Published July 16 2011
Two tales of order, disorderIn reply to Ruth Kihm’s article addressing the spin on the insensitivity of Rep. Rick Berg, R-N.D., in his comments about the Minot flood:
This is not an endorsement of Berg but a clarification of the facts in the debate concerning rational and intellectual order on the contrast and comparison that is obvious.
If Kihm would have done her research or homework on the New Orleans spirit and intellectual disorder, she would have found many discrepancies in the state government’s decisions that effected the amount of damage in New Orleans.
Some call it corruption in New Orleans; others call it just an unfortunate incident. Conclusions without facts. Two different perspectives on the ordeal.
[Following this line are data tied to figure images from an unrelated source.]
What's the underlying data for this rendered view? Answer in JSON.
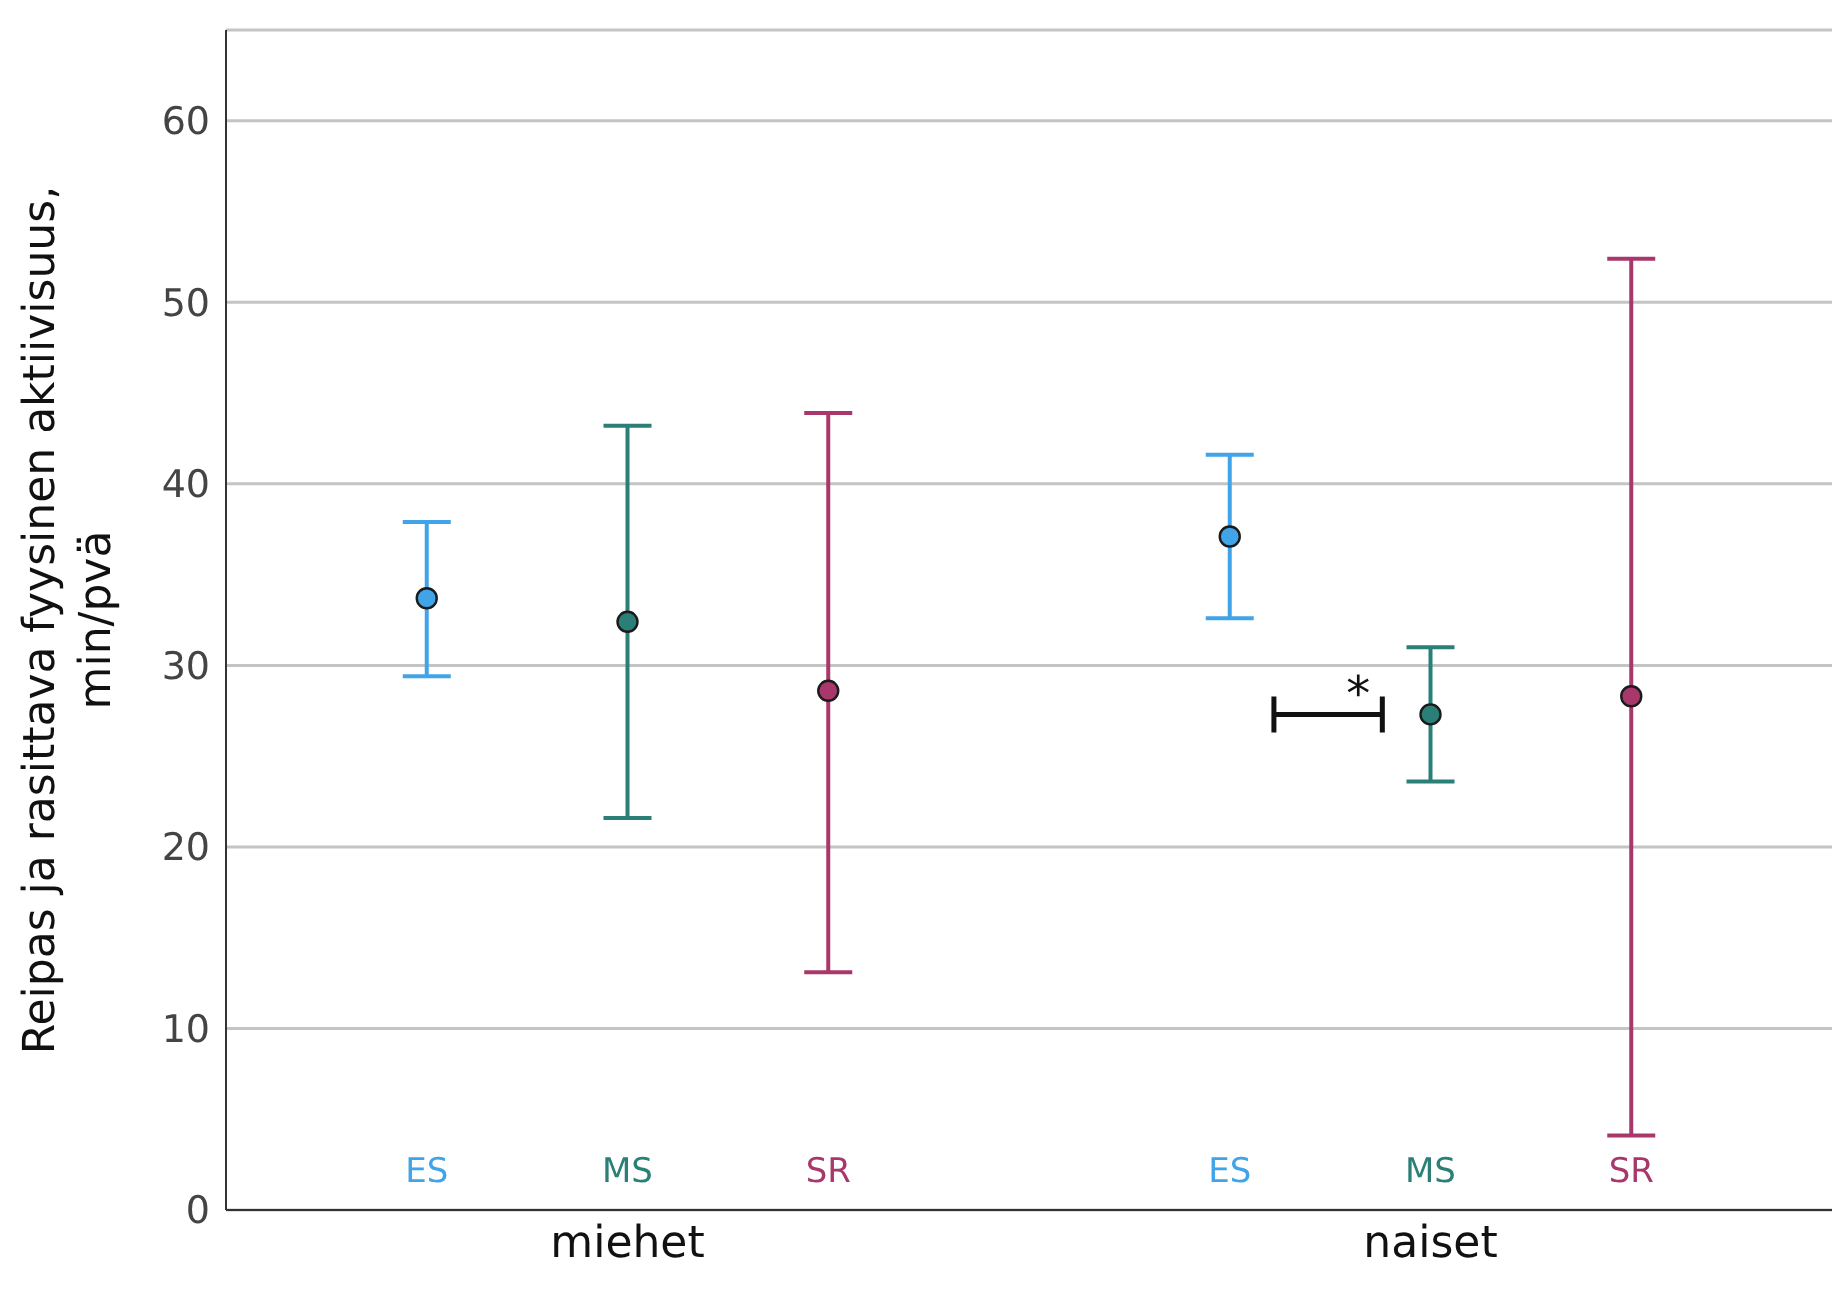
{
  "chart_data": {
    "type": "scatter",
    "ylabel": "Reipas ja rasittava fyysinen aktiivisuus, min/pvä",
    "categories": [
      "miehet",
      "naiset"
    ],
    "series": [
      {
        "name": "ES",
        "color": "#41a4e8",
        "values": [
          33.7,
          37.1
        ],
        "errors": [
          [
            29.4,
            37.9
          ],
          [
            32.6,
            41.6
          ]
        ]
      },
      {
        "name": "MS",
        "color": "#2a7f76",
        "values": [
          32.4,
          27.3
        ],
        "errors": [
          [
            21.6,
            43.2
          ],
          [
            23.6,
            31.0
          ]
        ]
      },
      {
        "name": "SR",
        "color": "#a8386b",
        "values": [
          28.6,
          28.3
        ],
        "errors": [
          [
            13.1,
            43.9
          ],
          [
            4.1,
            52.4
          ]
        ]
      }
    ],
    "ylim": [
      0,
      65
    ],
    "yticks": [
      0,
      10,
      20,
      30,
      40,
      50,
      60
    ],
    "grid": "y",
    "marker": "circle",
    "annotations": [
      "*"
    ]
  }
}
Then-Gov. Kathleen Blanco didn’t call up the National Guard until after the fact. People blamed President George W. Bush for that, but he couldn’t make the decision because of the rule of posse comitatus. States’ rights had precedent.
It appeared that New Orleans Mayor Ray Nagin, who had a degree in accounting, had school buses and other vehicles at his disposal, but the school buses were in such disrepair they could not be used. So much for concern for the elderly of New Orleans.
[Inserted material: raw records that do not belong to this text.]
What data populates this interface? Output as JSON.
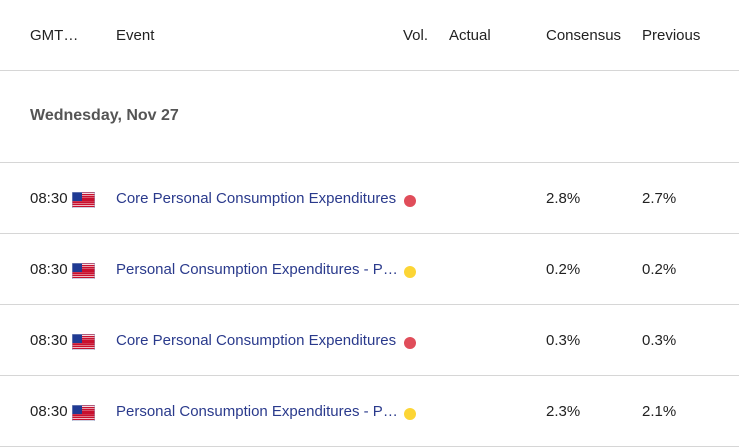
{
  "columns": {
    "gmt": "GMT…",
    "event": "Event",
    "vol": "Vol.",
    "actual": "Actual",
    "consensus": "Consensus",
    "previous": "Previous"
  },
  "date_header": "Wednesday, Nov 27",
  "colors": {
    "high_volatility": "#e04d5a",
    "medium_volatility": "#fcd535",
    "event_link": "#2a3a8c"
  },
  "events": [
    {
      "time": "08:30",
      "flag": "us-flag-icon",
      "name": "Core Personal Consumption Expenditures",
      "volatility": "high",
      "actual": "",
      "consensus": "2.8%",
      "previous": "2.7%"
    },
    {
      "time": "08:30",
      "flag": "us-flag-icon",
      "name": "Personal Consumption Expenditures - Price Index",
      "volatility": "medium",
      "actual": "",
      "consensus": "0.2%",
      "previous": "0.2%"
    },
    {
      "time": "08:30",
      "flag": "us-flag-icon",
      "name": "Core Personal Consumption Expenditures",
      "volatility": "high",
      "actual": "",
      "consensus": "0.3%",
      "previous": "0.3%"
    },
    {
      "time": "08:30",
      "flag": "us-flag-icon",
      "name": "Personal Consumption Expenditures - Price Index",
      "volatility": "medium",
      "actual": "",
      "consensus": "2.3%",
      "previous": "2.1%"
    }
  ]
}
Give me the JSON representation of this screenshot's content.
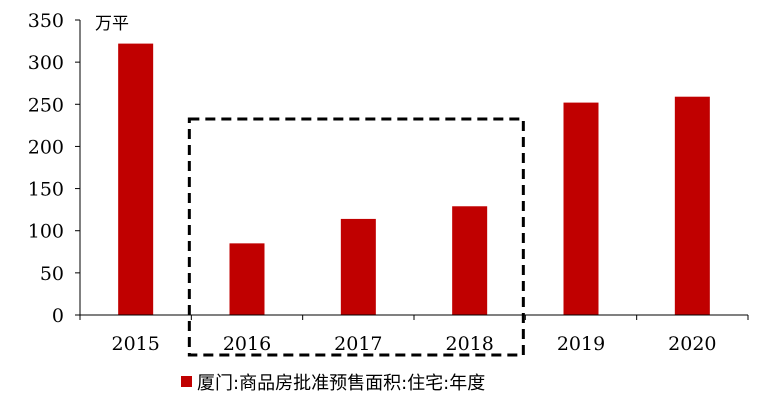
{
  "chart_data": {
    "type": "bar",
    "unit_label": "万平",
    "categories": [
      "2015",
      "2016",
      "2017",
      "2018",
      "2019",
      "2020"
    ],
    "series": [
      {
        "name": "厦门:商品房批准预售面积:住宅:年度",
        "values": [
          322,
          85,
          114,
          129,
          252,
          259
        ]
      }
    ],
    "ylim": [
      0,
      350
    ],
    "yticks": [
      0,
      50,
      100,
      150,
      200,
      250,
      300,
      350
    ],
    "bar_color": "#c00000",
    "highlight": {
      "from_category": "2016",
      "to_category": "2018",
      "style": "dashed-box"
    },
    "legend": {
      "position": "bottom"
    },
    "grid": false
  }
}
The newspapers in New Orleans brought this to the public’s attention and made the point that Nagin never forced an evacuation as Hurricane Ivan threatened the city, but suggested if people stay, they should put an ax in their attic. Good suggestion, yet no evacuation notice.
These cities manage budgets differently. One city council and mayor (Minot) use intellectual order, while the other city commission (New Orleans) uses intellectual disorder or corruption as an excuse; mainly it’s someone else’s fault.
Both state governments exercise volition, or a certain type of will and intelligence, yet one operates in good faith, concern and order
and the other in the way evil works.
There was little looting that I heard of in Minot. Yet in New Orleans, there was a rash of it. Contrasting and comparing is a good thing, which we all need to do in our debate on these subjects. This comparing means there are rights and wrongs in how governments work.
When New Orleans’ books were opened, they found money from the federal government (taxpayer money) that was intended for police officer positions but was not used for such; about 800 police officers were phantom officers. Isn’t that strange, or simply how evil works? Corruption and diversion of taxpayer money to heaven only knows where. This money could have been used to repair the buses that lay idle and were never used, and saved hundreds of lives.
Do I think Berg ought to apologize? NO! He did his contrasting and comparison with the good folks of North Dakota compared to other states and how they’ve handled their tragedies and Mother Nature’s wrath.
North Dakota has some wonderful people who help each other out, and we have a state that has a balanced budget, with no phantom police officers on the rolls. Kudos to any Democrat or Republican who gives credit to North Dakota for its spirit, its stick-to-itiveness and its moral tenacity. We are a great state run by great statesmen.
The above criteria are how I made my judgments and came to my conclusions on the difference concerning what is intellectual disorder and intellectual order. I stand by those criteria reference points.